(October 19, 2010) — On Monday, Puerto Rico’s Retirement Systems Administrator Héctor Mayol Kauffmann said he is referring the findings of an independent study on the public pension crisis to the island Justice Department, Government Ethics Office, and Comptroller’s Office for investigation, Caribbean Business Online is reporting.
The referrals come from a study by consulting firm Conway MacKenzie, which delved into the reasons for the dismal state of the Retirement System Administration. The report discovered that neither the Puerto Rico administration’s management nor its board acted to address the growing actuarial deficit during the previous administration of Acevedo Vilá between 2004 and 2008.
With current contributions amounting to about 59.7% of the actuarially required contribution, the government’s main pension fund has an unfunded liability of $17 billion, which is growing. According to the news service, the system can run out of cash to meet benefit payments by 2014. Lacking promising options to reform the retirement system, experts point to increased employee and government contributions and a reduction in benefits as possible efforts to revamp of the public pension system.
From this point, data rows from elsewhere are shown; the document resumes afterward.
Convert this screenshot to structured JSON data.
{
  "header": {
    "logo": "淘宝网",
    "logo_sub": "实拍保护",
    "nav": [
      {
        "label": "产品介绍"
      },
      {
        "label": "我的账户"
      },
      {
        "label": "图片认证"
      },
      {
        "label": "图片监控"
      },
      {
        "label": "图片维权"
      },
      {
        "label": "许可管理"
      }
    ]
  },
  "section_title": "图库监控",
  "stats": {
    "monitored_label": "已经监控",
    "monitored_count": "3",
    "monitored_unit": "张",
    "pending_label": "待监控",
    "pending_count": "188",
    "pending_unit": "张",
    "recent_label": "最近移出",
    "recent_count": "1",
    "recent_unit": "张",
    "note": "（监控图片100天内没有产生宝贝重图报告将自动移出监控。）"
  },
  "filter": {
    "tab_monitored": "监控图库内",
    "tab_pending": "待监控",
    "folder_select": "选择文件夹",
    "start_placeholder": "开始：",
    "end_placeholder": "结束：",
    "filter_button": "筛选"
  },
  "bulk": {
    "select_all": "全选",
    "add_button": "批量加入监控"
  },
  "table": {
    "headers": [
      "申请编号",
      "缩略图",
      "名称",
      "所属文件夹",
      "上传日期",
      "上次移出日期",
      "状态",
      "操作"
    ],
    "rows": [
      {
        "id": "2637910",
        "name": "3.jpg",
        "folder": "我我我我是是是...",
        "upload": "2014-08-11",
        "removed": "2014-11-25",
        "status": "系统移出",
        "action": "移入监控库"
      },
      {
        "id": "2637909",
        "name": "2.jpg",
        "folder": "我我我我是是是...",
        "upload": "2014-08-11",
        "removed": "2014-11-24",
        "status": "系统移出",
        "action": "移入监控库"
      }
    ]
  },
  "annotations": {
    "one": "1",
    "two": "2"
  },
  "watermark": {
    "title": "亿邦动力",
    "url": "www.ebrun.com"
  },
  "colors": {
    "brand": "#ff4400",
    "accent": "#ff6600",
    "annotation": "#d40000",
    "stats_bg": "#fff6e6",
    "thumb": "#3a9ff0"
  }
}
Despite developments to improve Puerto Rico’s pension, Mayol has said he has a realistic set of expectations to make-up the system’s $20 billion in actuarial deficit (including the Commonwealth’s Teachers’ fund, which Mayol also oversees). “I think that some progress will be made,” he told aiCIO in June. “I am not 100% confident that it will be a fully permanent solution in the sense that we will see the assets begin to grow. I hope to see some room in future budgets for contribution increases; on the other hand, cutting back on benefits is possibly something that has to be taken a look at. Of course, this is politically sensitive.”